Removing duplicate rows based on one column same values but keep one record

Question

SQL Server Version

Remove all dupe rows (row 3 thru 18) with service_date = '2018-08-29 13:05:00.000' but keep the oldest row (row 2) and of course keep row 1 since its different service_date. Don't mind the create_timestamp or document_file since it's the same customer.
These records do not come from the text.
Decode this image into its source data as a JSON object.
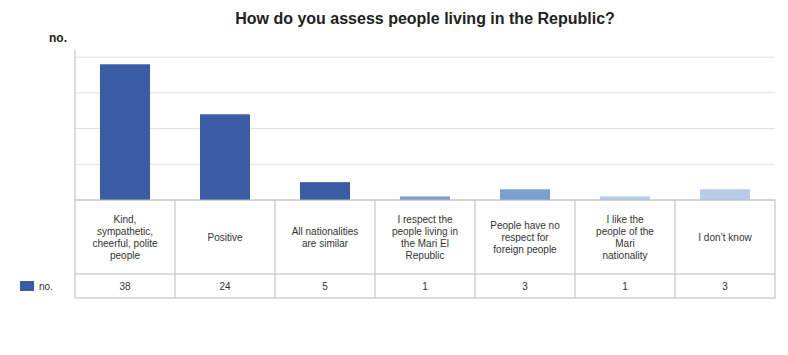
{
  "chart_data": {
    "type": "bar",
    "title": "How do you assess people living in the Republic?",
    "ylabel": "no.",
    "categories": [
      "Kind,\nsympathetic,\ncheerful, polite\npeople",
      "Positive",
      "All nationalities\nare similar",
      "I respect the\npeople living in\nthe Mari El\nRepublic",
      "People have no\nrespect for\nforeign people",
      "I like the\npeople of the\nMari\nnationality",
      "I don’t know"
    ],
    "series": [
      {
        "name": "no.",
        "color": "#3B5BA5",
        "colors": [
          "#3B5BA5",
          "#3B5BA5",
          "#3B5BA5",
          "#7A9FD0",
          "#7A9FD0",
          "#B8CCEA",
          "#B8CCEA"
        ],
        "values": [
          38,
          24,
          5,
          1,
          3,
          1,
          3
        ]
      }
    ],
    "ylim": [
      0,
      42
    ],
    "yticks": [
      0,
      10,
      20,
      30,
      40
    ],
    "grid": true,
    "tick_labels": false,
    "data_labels": true,
    "legend": "bottom left"
  }
}
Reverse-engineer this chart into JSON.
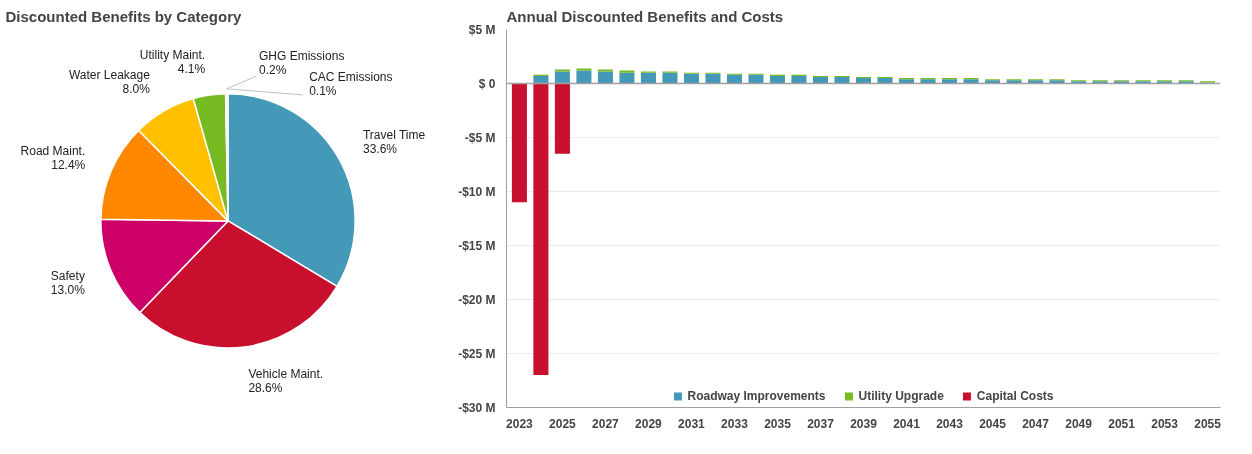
{
  "chart_data": [
    {
      "type": "pie",
      "title": "Discounted Benefits by Category",
      "value_labels": [
        "33.6%",
        "28.6%",
        "13.0%",
        "12.4%",
        "8.0%",
        "4.1%",
        "0.2%",
        "0.1%"
      ],
      "categories": [
        "Travel Time",
        "Vehicle Maint.",
        "Safety",
        "Road Maint.",
        "Water Leakage",
        "Utility Maint.",
        "GHG Emissions",
        "CAC Emissions"
      ],
      "values": [
        33.6,
        28.6,
        13.0,
        12.4,
        8.0,
        4.1,
        0.2,
        0.1
      ],
      "colors": [
        "#4499b8",
        "#c8102e",
        "#cc0066",
        "#ff8800",
        "#ffc000",
        "#77bb22",
        "#a9d18e",
        "#bfbfbf"
      ]
    },
    {
      "type": "bar",
      "title": "Annual Discounted Benefits and Costs",
      "stacked": true,
      "legend": "bottom",
      "grid": "y",
      "categories": [
        "2023",
        null,
        "2025",
        null,
        "2027",
        null,
        "2029",
        null,
        "2031",
        null,
        "2033",
        null,
        "2035",
        null,
        "2037",
        null,
        "2039",
        null,
        "2041",
        null,
        "2043",
        null,
        "2045",
        null,
        "2047",
        null,
        "2049",
        null,
        "2051",
        null,
        "2053",
        null,
        "2055"
      ],
      "ylim": [
        -30,
        5
      ],
      "yticks": [
        {
          "value": 5,
          "label": "$5 M"
        },
        {
          "value": 0,
          "label": "$ 0"
        },
        {
          "value": -5,
          "label": "-$5 M"
        },
        {
          "value": -10,
          "label": "-$10 M"
        },
        {
          "value": -15,
          "label": "-$15 M"
        },
        {
          "value": -20,
          "label": "-$20 M"
        },
        {
          "value": -25,
          "label": "-$25 M"
        },
        {
          "value": -30,
          "label": "-$30 M"
        }
      ],
      "series": [
        {
          "name": "Roadway Improvements",
          "color": "#4499b8",
          "values": [
            null,
            0.7,
            1.1,
            1.2,
            1.1,
            1.0,
            1.0,
            1.0,
            0.9,
            0.9,
            0.8,
            0.8,
            0.7,
            0.7,
            0.6,
            0.6,
            0.5,
            0.5,
            0.4,
            0.4,
            0.4,
            0.4,
            0.3,
            0.3,
            0.3,
            0.3,
            0.2,
            0.2,
            0.2,
            0.2,
            0.2,
            0.2,
            0.1
          ]
        },
        {
          "name": "Utility Upgrade",
          "color": "#77bb22",
          "values": [
            null,
            0.1,
            0.2,
            0.2,
            0.2,
            0.2,
            0.1,
            0.1,
            0.1,
            0.1,
            0.1,
            0.1,
            0.1,
            0.1,
            0.1,
            0.1,
            0.1,
            0.1,
            0.1,
            0.1,
            0.1,
            0.1,
            0.1,
            0.1,
            0.1,
            0.1,
            0.1,
            0.1,
            0.1,
            0.1,
            0.1,
            0.1,
            0.1
          ]
        },
        {
          "name": "Capital Costs",
          "color": "#c8102e",
          "values": [
            -11.0,
            -27.0,
            -6.5,
            null,
            null,
            null,
            null,
            null,
            null,
            null,
            null,
            null,
            null,
            null,
            null,
            null,
            null,
            null,
            null,
            null,
            null,
            null,
            null,
            null,
            null,
            null,
            null,
            null,
            null,
            null,
            null,
            null,
            null
          ]
        }
      ]
    }
  ]
}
Any idea?

Answer 1

You don't need to use Partition function.please use the below query for efficient performance.i have tested its working fine.

with result as
        (
        select *, row_number() over(order by create_timestamp) as Row_To_Delete from TableName
        )
        delete from result where result.Row_To_Delete>2

Answer 2

I think you will want to remove these data per customer basis

I mean, if customers are different you will want to keep the entries even on the same date

If you you will require the addition of Customer column in partition by clause used to identify duplicate rows in SQL

By copying and modifying Tim's solution, you can check following

;WITH cte AS (
    SELECT *,
        ROW_NUMBER() OVER (PARTITION BY customer, service_date ORDER BY create_timestamp) rn
    FROM yourTable
)    
DELETE
FROM cte
WHERE rn > 1;

Answer 3

In SQL Server, we can try deleting using a CTE:

WITH cte AS (
    SELECT *,
        ROW_NUMBER() OVER (PARTITION BY service_date ORDER BY create_timestamp) rn
    FROM yourTable
)

DELETE
FROM cte
WHERE rn > 1;

The strategy here is to assign a row number to each group of records sharing the same service_date, with 1 being assigned to the oldest record in that group. Then, we can phrase the delete by just targeting all records which have a row number greater than 1.